When W1/M1 Might Be Correct
Sometimes W1/M1 is perfectly fine, for example:
- Temporary or short-term contracts
- Seasonal work
- Interim work while full earnings history is not available
In these cases, the emergency code ensures you pay some tax immediately rather than risk underpaying.
FAQs
Q1: What does W1/M1 mean on my tax code?
A: W1 (Week 1) and M1 (Month 1) are emergency, non-cumulative UK tax codes used when HMRC doesn’t have full details of your income. They calculate tax for the current period only.
Q2: Does W1/M1 mean I’ll pay more tax?
A: Possibly, because the system ignores cumulative allowances. Any overpaid tax is usually refunded once your cumulative code is applied.
Q3: How can I get off a W1/M1 code?
A: Provide your previous P45, complete a starter checklist if needed, and ensure HMRC has your correct information.
Q4: What happens if I have two jobs with W1/M1 codes?
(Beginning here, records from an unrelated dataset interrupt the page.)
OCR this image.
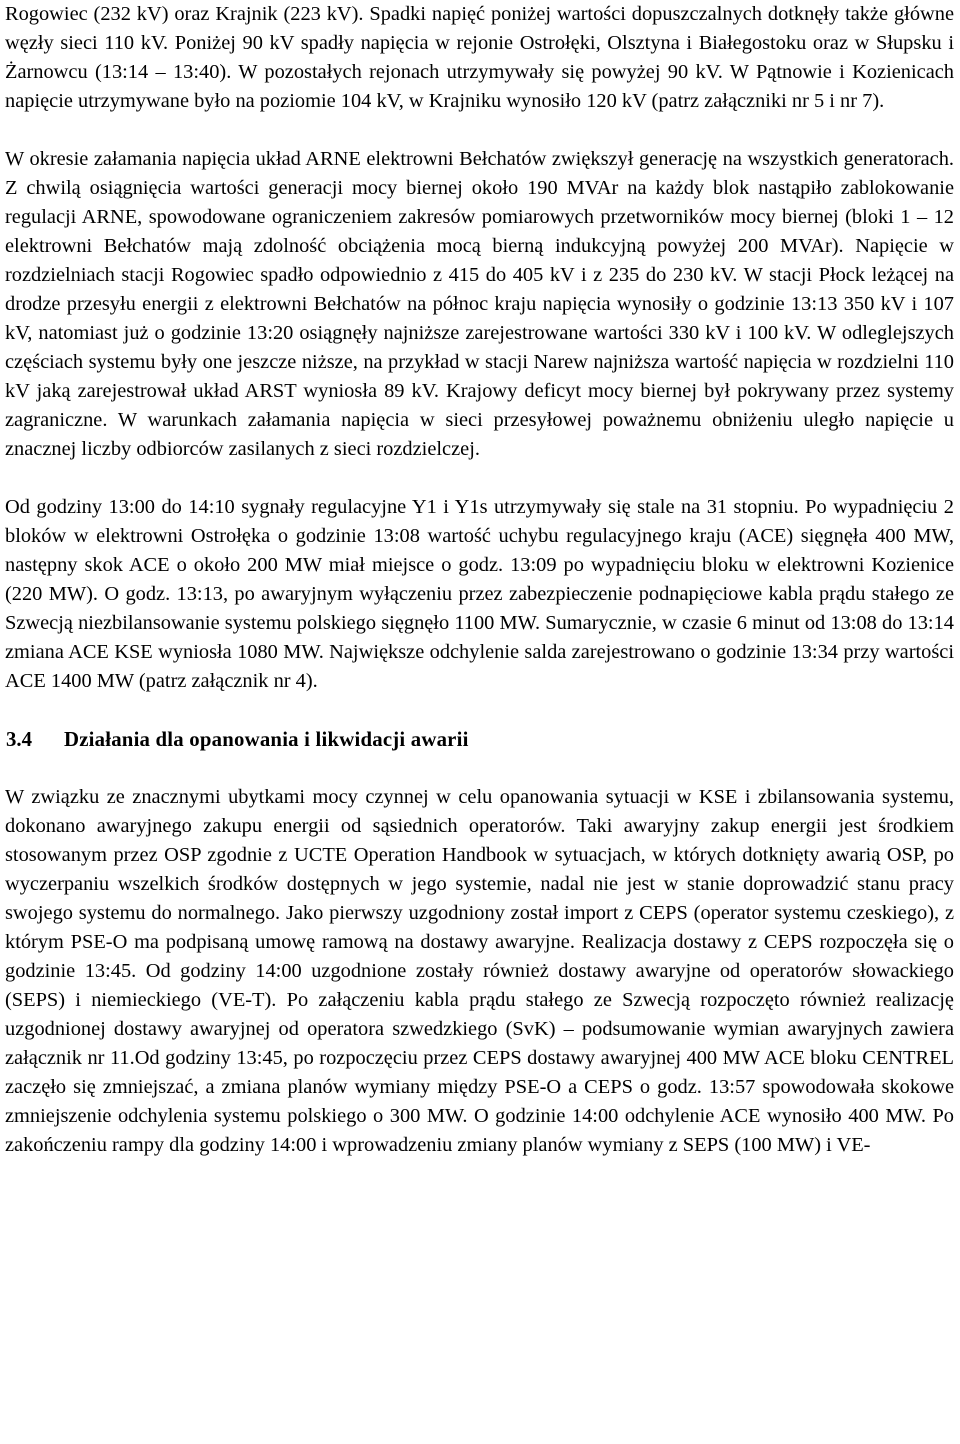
Rogowiec (232 kV) oraz Krajnik (223 kV). Spadki napięć poniżej wartości dopuszczalnych dotknęły także główne węzły sieci 110 kV. Poniżej 90 kV spadły napięcia w rejonie Ostrołęki, Olsztyna i Białegostoku oraz w Słupsku i Żarnowcu (13:14 – 13:40). W pozostałych rejonach utrzymywały się powyżej 90 kV. W Pątnowie i Kozienicach napięcie utrzymywane było na poziomie 104 kV, w Krajniku wynosiło 120 kV (patrz załączniki nr 5 i nr 7).

W okresie załamania napięcia układ ARNE elektrowni Bełchatów zwiększył generację na wszystkich generatorach. Z chwilą osiągnięcia wartości generacji mocy biernej około 190 MVAr na każdy blok nastąpiło zablokowanie regulacji ARNE, spowodowane ograniczeniem zakresów pomiarowych przetworników mocy biernej (bloki 1 – 12 elektrowni Bełchatów mają zdolność obciążenia mocą bierną indukcyjną powyżej 200 MVAr). Napięcie w rozdzielniach stacji Rogowiec spadło odpowiednio z 415 do 405 kV i z 235 do 230 kV. W stacji Płock leżącej na drodze przesyłu energii z elektrowni Bełchatów na północ kraju napięcia wynosiły o godzinie 13:13 350 kV i 107 kV, natomiast już o godzinie 13:20 osiągnęły najniższe zarejestrowane wartości 330 kV i 100 kV. W odleglejszych częściach systemu były one jeszcze niższe, na przykład w stacji Narew najniższa wartość napięcia w rozdzielni 110 kV jaką zarejestrował układ ARST wyniosła 89 kV. Krajowy deficyt mocy biernej był pokrywany przez systemy zagraniczne. W warunkach załamania napięcia w sieci przesyłowej poważnemu obniżeniu uległo napięcie u znacznej liczby odbiorców zasilanych z sieci rozdzielczej.

Od godziny 13:00 do 14:10 sygnały regulacyjne Y1 i Y1s utrzymywały się stale na 31 stopniu. Po wypadnięciu 2 bloków w elektrowni Ostrołęka o godzinie 13:08 wartość uchybu regulacyjnego kraju (ACE) sięgnęła 400 MW, następny skok ACE o około 200 MW miał miejsce o godz. 13:09 po wypadnięciu bloku w elektrowni Kozienice (220 MW). O godz. 13:13, po awaryjnym wyłączeniu przez zabezpieczenie podnapięciowe kabla prądu stałego ze Szwecją niezbilansowanie systemu polskiego sięgnęło 1100 MW. Sumarycznie, w czasie 6 minut od 13:08 do 13:14 zmiana ACE KSE wyniosła 1080 MW. Największe odchylenie salda zarejestrowano o godzinie 13:34 przy wartości ACE 1400 MW (patrz załącznik nr 4).

3.4 Działania dla opanowania i likwidacji awarii

W związku ze znacznymi ubytkami mocy czynnej w celu opanowania sytuacji w KSE i zbilansowania systemu, dokonano awaryjnego zakupu energii od sąsiednich operatorów. Taki awaryjny zakup energii jest środkiem stosowanym przez OSP zgodnie z UCTE Operation Handbook w sytuacjach, w których dotknięty awarią OSP, po wyczerpaniu wszelkich środków dostępnych w jego systemie, nadal nie jest w stanie doprowadzić stanu pracy swojego systemu do normalnego. Jako pierwszy uzgodniony został import z CEPS (operator systemu czeskiego), z którym PSE-O ma podpisaną umowę ramową na dostawy awaryjne. Realizacja dostawy z CEPS rozpoczęła się o godzinie 13:45. Od godziny 14:00 uzgodnione zostały również dostawy awaryjne od operatorów słowackiego (SEPS) i niemieckiego (VE-T). Po załączeniu kabla prądu stałego ze Szwecją rozpoczęto również realizację uzgodnionej dostawy awaryjnej od operatora szwedzkiego (SvK) – podsumowanie wymian awaryjnych zawiera załącznik nr 11.Od godziny 13:45, po rozpoczęciu przez CEPS dostawy awaryjnej 400 MW ACE bloku CENTREL zaczęło się zmniejszać, a zmiana planów wymiany między PSE-O a CEPS o godz. 13:57 spowodowała skokowe zmniejszenie odchylenia systemu polskiego o 300 MW. O godzinie 14:00 odchylenie ACE wynosiło 400 MW. Po zakończeniu rampy dla godziny 14:00 i wprowadzeniu zmiany planów wymiany z SEPS (100 MW) i VE-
A: Both jobs may have emergency codes, which can lead to overpayment. Check each employer and your personal tax account.
Q5: When should W1/M1 change to a standard code?
A: Usually, within a few weeks, once HMRC has updated records with your correct allowances and previous earnings.
Q6: Can I get a refund if I overpaid under W1/M1?
A: Yes, HMRC typically refunds overpaid tax automatically once your correct code is applied.
Q7: Is W1/M1 permanent?
A: No, it is temporary and meant to ensure immediate tax payment untilthe correct data is available.
Q8: Who to contact if the code seems wrong?
A: Your employer or HMRC. Check your online personal tax account first for verification.
Key Takeaways
- W1/M1 tax codes are emergency, non-cumulative codes applied per week or month.
- They often lead to temporary overpayment because HMRC ignores cumulative allowances.
- Common triggers: new job, missing P45, multiple jobs, pensions or benefits.
- Action steps: provide P45, complete starter checklist, check HMRC account, monitor payslips.
- W1/M1 is temporary — once corrected, the overpaid tax is refunded.
By understanding your W1/M1 code and taking action, you can ensure your tax is calculated correctly and avoid paying more than necessary.